My emotions are all over the place. I'm feeling nostalgic. I'm feeling anxious. I'm feeling apprehensive. I'm feeling excited. I'm feeling like why did I go back to school? I had a great thing going here. I got the opportunity to spend all of my time with my kids and I really loved it. I'm not ready for it to be over. I have been blessed with a husband who works hard to enable me to make the choice to stay home. We have a home, cars, healthy children, family, and friends here. I have made my own schedule around whatever I needed to for the past 6 years. I've been able to have day dates with my husband when he was switching from days to graveyards and the boys were in school. We were able to take off for quick trips whenever Josh's schedule allowed and take the kids. I was able to be present for anything and everything that the kids had a school. If they were sick, I didn't have to bat an eye...I was home.
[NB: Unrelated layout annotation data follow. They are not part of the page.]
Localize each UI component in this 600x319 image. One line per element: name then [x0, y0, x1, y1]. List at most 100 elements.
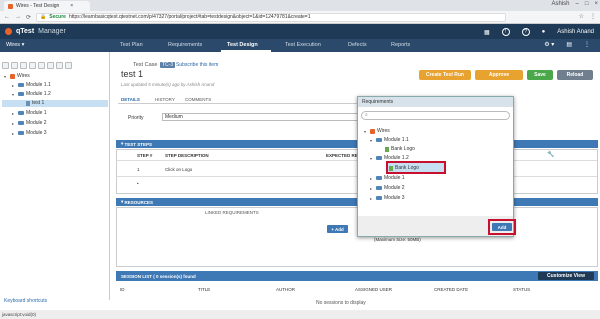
tab-details[interactable]: DETAILS [121, 97, 140, 102]
delete-icon[interactable] [56, 62, 63, 69]
menu-icon[interactable]: ⋮ [590, 13, 596, 20]
chevron-right-icon[interactable]: ▸ [12, 83, 16, 88]
tab-title: Wires - Test Design [16, 3, 60, 9]
button-label: Approve [488, 72, 510, 78]
add-requirement-button[interactable]: + Add [327, 225, 348, 233]
address-bar-row: ← → ⟳ 🔒 Secure https://learnbasicqtest.q… [0, 11, 600, 24]
requirements-search-input[interactable]: ⌕ [361, 111, 510, 120]
tree-item-module-1[interactable]: ▸ Module 1 [12, 110, 47, 116]
chevron-down-icon[interactable]: ▾ [4, 74, 8, 79]
customize-view-button[interactable]: Customize View [538, 272, 594, 280]
priority-label: Priority [128, 115, 144, 121]
maximize-icon[interactable]: □ [585, 1, 589, 7]
back-icon[interactable]: ← [4, 14, 10, 20]
folder-icon [18, 83, 24, 87]
folder-icon [18, 111, 24, 115]
project-selector[interactable]: Wires ▾ [6, 42, 24, 48]
popup-tree-root[interactable]: ▾ Wires [364, 128, 390, 134]
minimize-icon[interactable]: – [576, 1, 579, 7]
selected-row-highlight [2, 100, 108, 107]
tab-test-plan[interactable]: Test Plan [120, 42, 143, 48]
header-icons: ▦ ! ? ● Ashish Anand [484, 28, 594, 36]
column-header: STATUS [513, 287, 531, 292]
button-label: Save [534, 72, 546, 78]
tree-item-module-1-2[interactable]: ▾ Module 1.2 [12, 91, 51, 97]
tree-item-test-1[interactable]: test 1 [26, 100, 44, 106]
tab-history[interactable]: HISTORY [155, 97, 175, 102]
filter-icon[interactable] [20, 62, 27, 69]
browser-tab[interactable]: Wires - Test Design × [4, 1, 90, 11]
create-test-run-button[interactable]: Create Test Run [419, 70, 471, 80]
browser-actions: ☆ ⋮ [579, 13, 596, 20]
tree-root[interactable]: ▾ Wires [4, 73, 30, 79]
refresh-tree-icon[interactable] [65, 62, 72, 69]
add-testcase-icon[interactable] [11, 62, 18, 69]
chevron-down-icon[interactable]: ▾ [370, 156, 374, 161]
secure-label: Secure [49, 14, 66, 20]
popup-tree-module-1[interactable]: ▸ Module 1 [370, 175, 405, 181]
popup-tree-module-1-1[interactable]: ▾ Module 1.1 [370, 137, 409, 143]
refresh-icon[interactable]: ⟳ [26, 14, 31, 21]
url-field[interactable]: 🔒 Secure https://learnbasicqtest.qtestne… [36, 12, 507, 22]
popup-tree-module-3[interactable]: ▸ Module 3 [370, 195, 405, 201]
tab-reports[interactable]: Reports [391, 42, 410, 48]
close-window-icon[interactable]: × [594, 1, 598, 7]
tasks-icon[interactable]: ▤ [566, 41, 572, 48]
subscribe-link[interactable]: Subscribe this item [176, 62, 218, 68]
help-icon[interactable]: ? [521, 28, 530, 36]
chevron-down-icon[interactable]: ▾ [12, 92, 16, 97]
folder-icon [18, 131, 24, 135]
folder-icon [376, 186, 382, 190]
approve-button[interactable]: Approve [475, 70, 523, 80]
wrench-icon[interactable]: 🔧 [547, 151, 554, 158]
paste-icon[interactable] [38, 62, 45, 69]
save-button[interactable]: Save [527, 70, 553, 80]
dialog-add-button[interactable]: Add [492, 223, 512, 231]
user-name[interactable]: Ashish Anand [557, 29, 594, 35]
tab-comments[interactable]: COMMENTS [185, 97, 211, 102]
avatar[interactable]: ● [542, 29, 546, 35]
chevron-down-icon[interactable]: ▾ [370, 138, 374, 143]
tree-item-module-1-1[interactable]: ▸ Module 1.1 [12, 82, 51, 88]
user-profile-label[interactable]: Ashish [552, 1, 570, 7]
chevron-right-icon[interactable]: ▸ [12, 131, 16, 136]
page-title[interactable]: test 1 [121, 69, 143, 79]
step-description[interactable]: Click on Logo [165, 167, 192, 172]
copy-icon[interactable] [29, 62, 36, 69]
tree-item-label: Module 1 [384, 175, 405, 181]
popup-tree-bank-logo-2[interactable]: Bank Logo [389, 165, 419, 171]
gear-icon[interactable]: ⚙ ▾ [544, 41, 554, 48]
last-updated-text: Last updated 5 minute(s) ago by Ashish A… [121, 82, 215, 87]
tab-defects[interactable]: Defects [348, 42, 367, 48]
more-icon[interactable]: ⋮ [584, 41, 590, 48]
tab-close-icon[interactable]: × [70, 3, 73, 9]
chevron-right-icon[interactable]: ▸ [370, 186, 374, 191]
chevron-right-icon[interactable]: ▸ [370, 176, 374, 181]
chevron-right-icon[interactable]: ▸ [370, 196, 374, 201]
tree-item-module-2[interactable]: ▸ Module 2 [12, 120, 47, 126]
dialog-title: Requirements [362, 99, 394, 105]
popup-tree-module-2[interactable]: ▸ Module 2 [370, 185, 405, 191]
forward-icon[interactable]: → [15, 14, 21, 20]
chevron-down-icon[interactable]: ▾ [364, 129, 368, 134]
tree-item-label: Module 1.1 [26, 82, 51, 88]
add-module-icon[interactable] [2, 62, 9, 69]
popup-tree-bank-logo-1[interactable]: Bank Logo [385, 146, 415, 152]
priority-select[interactable]: Medium [162, 113, 362, 121]
app-manager-label: Manager [38, 28, 66, 35]
import-icon[interactable] [47, 62, 54, 69]
tab-requirements[interactable]: Requirements [168, 42, 202, 48]
star-icon[interactable]: ☆ [579, 13, 584, 20]
info-icon[interactable]: ! [501, 28, 510, 36]
apps-grid-icon[interactable]: ▦ [484, 29, 490, 36]
reload-button[interactable]: Reload [557, 70, 593, 80]
tab-test-execution[interactable]: Test Execution [285, 42, 321, 48]
section-title: SESSION LIST ( 0 session(s) found [121, 273, 196, 279]
chevron-right-icon[interactable]: ▸ [12, 121, 16, 126]
tree-item-module-3[interactable]: ▸ Module 3 [12, 130, 47, 136]
chevron-right-icon[interactable]: ▸ [12, 111, 16, 116]
keyboard-shortcuts-link[interactable]: Keyboard shortcuts [4, 298, 47, 304]
button-label: Reload [566, 72, 584, 78]
tab-test-design[interactable]: Test Design [227, 42, 258, 48]
folder-icon [18, 92, 24, 96]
If Caleb had a particularly rough night, I could come home and sleep after he went to school. That was a rarity, but it was an option available to me. It was a cushy job!
Don't get me wrong, it was difficult. There were days when I felt if I heard another fight, or door slam, or "MOM", or description of Pokemon, or had to clean up another spill, break, or mess that I would scream. But I was born to do that.
So enter nursing school. From what I have seen and experienced thus far, I enjoy it. When thinking back to what I wanted to BE, my first inclination was always a Registered Nurse. It looked like the most challenging and rewarding career to have. But am I ready? I LOVE being "just a Mom"! For real, I LOVE IT! But "just a Mom" is going to go by wayside soon as my boys get older and eventually move out of the house.
I need to be able to provide more financial support for the family. I need to have my own identity once they are gone. I need to have something for me, that makes me feel complete.
Will nursing become my passion? I sure hope so. I hope that once I get out of school I will fall madly in love with the art and science of nursing. Right now, all I see is that I would rather be planning a summer of activity for myself and my kids than reading Nursing Care of the Child for a quiz the first day of class next week.
Life is so short. Time is so precious. One more year of school is just the tiniest drop in my bucket of life. I just don't want to turn the faucet back on yet.